- Portrayed by: Cedric Hardwicke

In-universe information
- Gender: Male
- Family: Henry Frankenstein (father) Elizabeth Frankenstein (mother) Wolf Frankenstein (brother) Elsa Frankenstein (daughter) Peter Frankenstein (nephew)
- Status: Deceased
- Date of Birth: 1901

= Ludwig Frankenstein =

Ludwig Frankenstein is a fictional character who appears in the 1942 Universal horror film The Ghost of Frankenstein. He is played by Sir Cedric Hardwicke.

==History==
Ludwig was the son of Henry Frankenstein and younger brother of Wolf Frankenstein. Living in the town of Visaria with his daughter, Elsa (evidently named after his sister-in-law), he is a medical doctor who specialized in brain surgery: specifically, in treating the mentally ill with the help of his colleagues Dr. Bohmer (Ludwig's mentor who was demoted to Ludwig's assistant following a tragic surgical mistake) and Dr. Kettering.

Following the apparent deaths of Ygor and Frankenstein's monster at the hands of Wolf Frankenstein in Son of Frankenstein, Wolf gave to Ludwig both his own scientific notes as well as those of their father. Not wanting the people of Visaria, much less his daughter, to know about the unsavory history of his family, Ludwig kept the medical records of his father and brother Wolf locked away, determined not to let the sins of his father and brother haunt him. But Ludwig did not know that Ygor and the Monster were still alive. By some unrevealed act, Ygor becomes aware of Ludwig Frankenstein and his apparent success as a medical doctor which he reasons could help heal the Monster. The two arrive Visaria, Ygor demanded that Ludwig use his special talents to heal the Monster's sick brain, or else he informs the townspeople of the doctor's secret of being the actual son of the infamous monster-making Frankenstein.

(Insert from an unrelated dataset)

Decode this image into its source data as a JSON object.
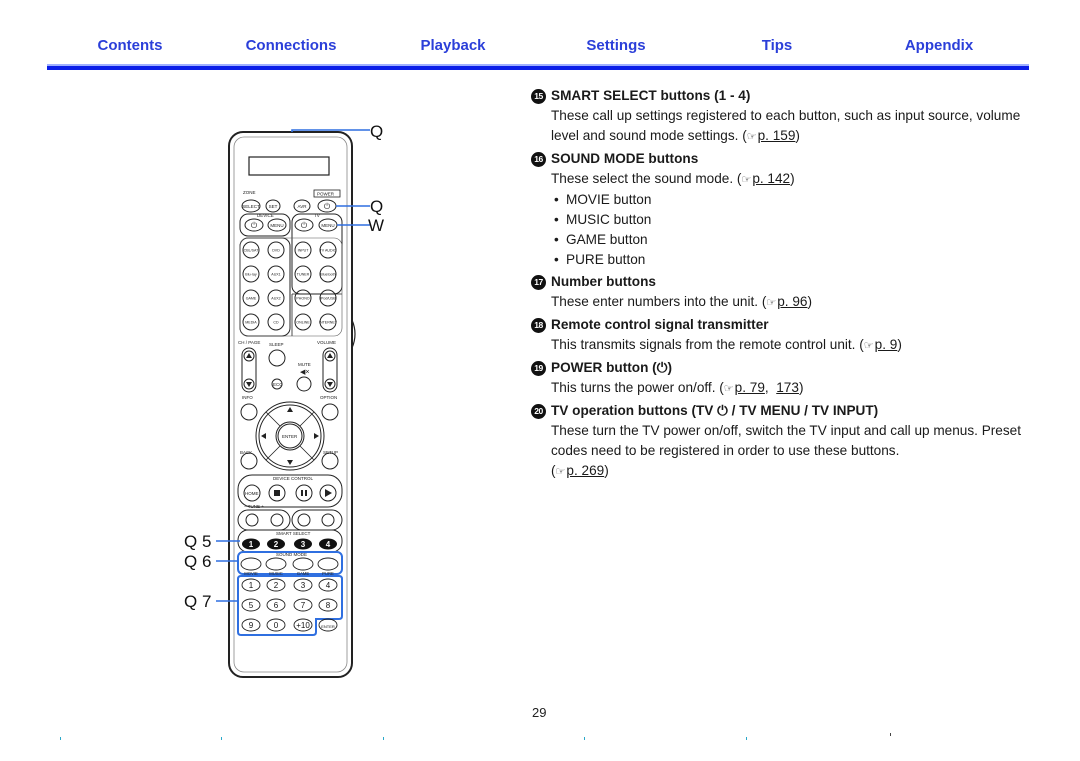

Initially, Ludwig agreed. After the Monster killed Dr. Kettering in an unprovoked fit of violence and tried to abduct Elsa, he angrily changed his mind and planned to destroy the creature by dissecting the creature. However, the spirit of Henry Frankenstein (also played by Hardwicke without a moustache since Colin Clive had died in 1937) appeared before his son and implored him to reconsider, persuading Ludwig to use his talent at brain surgery to simply give the Monster another brain to replace the abnormal criminal one. Perhaps Ludwig was merely hallucinating. In any case, he was properly inspired to do what his father wished. He made plans to remove the Monster's brain and replace it with that of Dr. Kettering, whom both he and Dr. Bohmer viewed as a model citizen. In so doing, Ludwig hoped that he would end the threat of the Monster forever and clear the Frankenstein family's name.

Ygor persuaded Bohmer (who was secretly jealous of his former student's success) to put his brain into the Monster's head and not Kettering's. When Ludwig tried to stop the Monster, Ludwig ends up mortally wounded. But when the Monster's body went blind, it calls for Bohmer where he finds that he can hear and feel him while not being able to see him. The wounded Ludwig states to Bohmer that the Monster's blood is actually the same as Kettering's blood and not the same as Ygor's blood. It won't feed the sensory nerves. The creature went berserk, killed Bohmer upon claiming that he was tricked, and destroyed Ludwig's laboratory while causing a fire...supposedly destroying itself, as well.

Ludwig was killed in the resulting fire as recounted by his daughter in the succeeding film Frankenstein Meets the Wolf Man.